The Deal
- The Deal, June 16 - July 6, 2008
- Editor-in-chief: Robert Teitelman
- Categories: Business magazines
- Frequency: Bimonthly
- Circulation: 40,000
- First issue: September 1999
- Final issue: September 2012 (print)
- Company: Euromoney Institutional Investor
- Country: United States
- Language: English
- Website: www.thedeal.com
- ISSN: 1541-9878

= The Deal (magazine) =

The Deal LLC is a media company that offers The Deal Pipeline, a transaction information service, and formerly published finance and business magazine The Deal. The company generates original and daily articles, commentary and data that cover the world of finance and business through the lens of deal making, focusing on core areas including Mergers & Acquisitions, private equity, venture capital financings, bankruptcies and other topics of interest to the investment banking, private equity, legal, hedge fund and venture capital industries.

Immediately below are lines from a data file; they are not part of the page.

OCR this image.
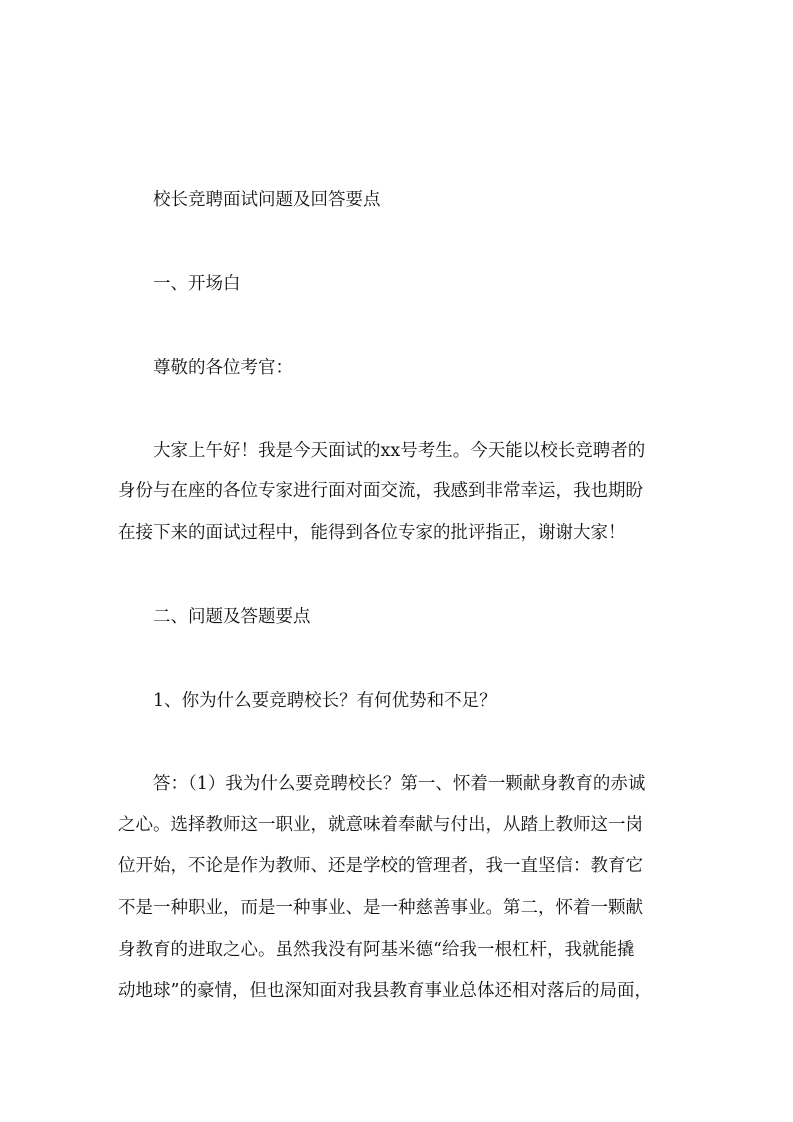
校长竞聘面试问题及回答要点
一、开场白
尊敬的各位考官：
大家上午好！我是今天面试的xx号考生。今天能以校长竞聘者的
身份与在座的各位专家进行面对面交流，我感到非常幸运，我也期盼
在接下来的面试过程中，能得到各位专家的批评指正，谢谢大家！
二、问题及答题要点
1、你为什么要竞聘校长？有何优势和不足？
答：（1）我为什么要竞聘校长？第一、怀着一颗献身教育的赤诚
之心。选择教师这一职业，就意味着奉献与付出，从踏上教师这一岗
位开始，不论是作为教师、还是学校的管理者，我一直坚信：教育它
不是一种职业，而是一种事业、是一种慈善事业。第二，怀着一颗献
身教育的进取之心。虽然我没有阿基米德“给我一根杠杆，我就能撬
动地球”的豪情，但也深知面对我县教育事业总体还相对落后的局面，
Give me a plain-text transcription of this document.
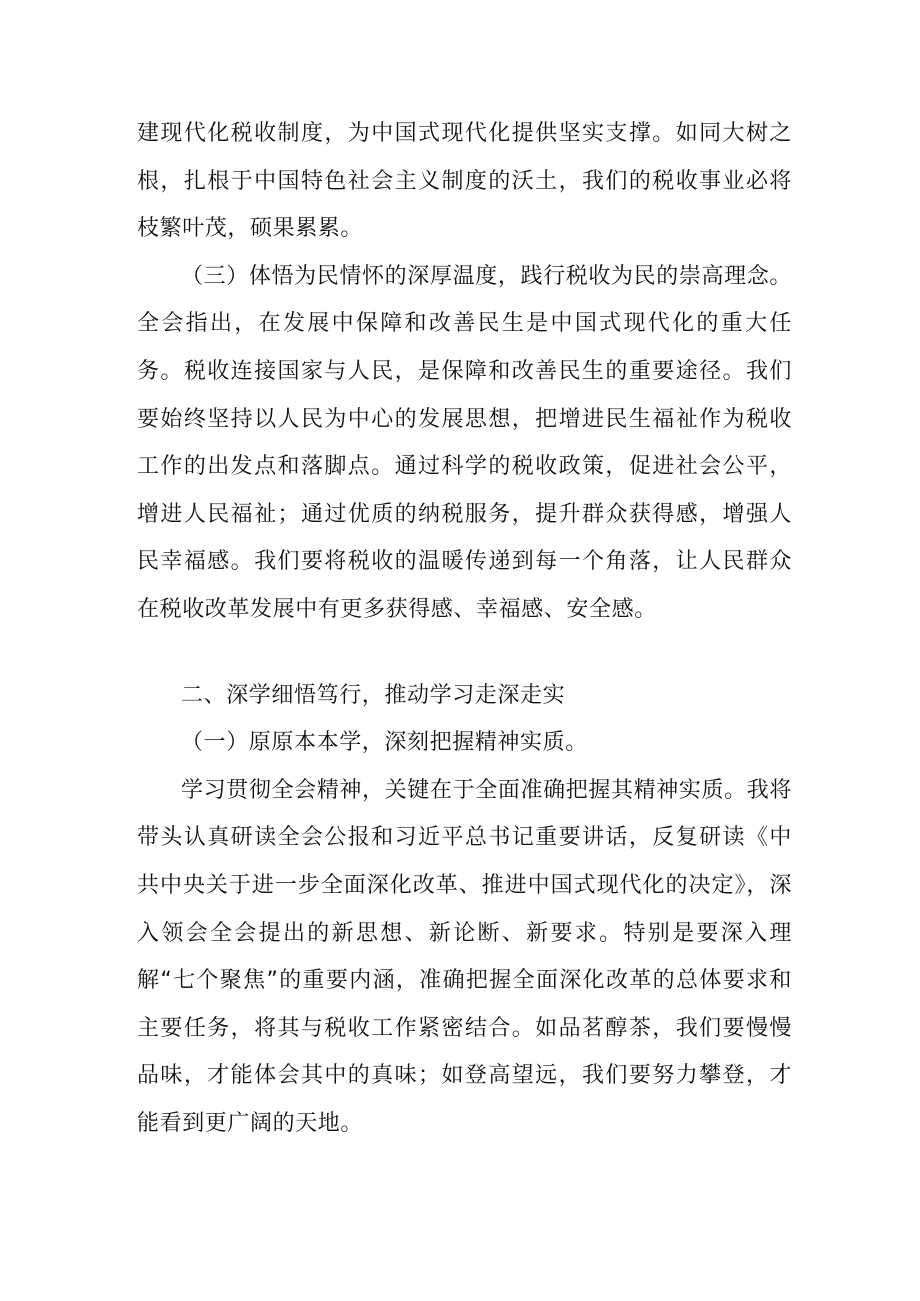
建现代化税收制度，为中国式现代化提供坚实支撑。如同大树之根，扎根于中国特色社会主义制度的沃土，我们的税收事业必将枝繁叶茂，硕果累累。

（三）体悟为民情怀的深厚温度，践行税收为民的崇高理念。全会指出，在发展中保障和改善民生是中国式现代化的重大任务。税收连接国家与人民，是保障和改善民生的重要途径。我们要始终坚持以人民为中心的发展思想，把增进民生福祉作为税收工作的出发点和落脚点。通过科学的税收政策，促进社会公平，增进人民福祉；通过优质的纳税服务，提升群众获得感，增强人民幸福感。我们要将税收的温暖传递到每一个角落，让人民群众在税收改革发展中有更多获得感、幸福感、安全感。

二、深学细悟笃行，推动学习走深走实

（一）原原本本学，深刻把握精神实质。

学习贯彻全会精神，关键在于全面准确把握其精神实质。我将带头认真研读全会公报和习近平总书记重要讲话，反复研读《中共中央关于进一步全面深化改革、推进中国式现代化的决定》，深入领会全会提出的新思想、新论断、新要求。特别是要深入理解“七个聚焦”的重要内涵，准确把握全面深化改革的总体要求和主要任务，将其与税收工作紧密结合。如品茗醇茶，我们要慢慢品味，才能体会其中的真味；如登高望远，我们要努力攀登，才能看到更广阔的天地。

The roots of the media company began when The Daily Deal was launched in September 1999 by American Lawyer Media with strong support from dealmaker Bruce Wasserstein. In March 2000, ALM sold the assets of the Deal to U.S. Equity Partners, a private equity fund sponsored by Wasserstein & Co. In December 2000, Rustic Canyon Ventures, a venture capital firm based in Southern California, led a $30 million venture round of financing. In 2012, The Deal was acquired by TheStreet.com, who closed the magazine. After being acquired by The Street, all publications of The Deal became digital and are still available today.

In 2018, TheStreet announced the sale of BoardEx and The Deal to Euromoney Institutional Investor.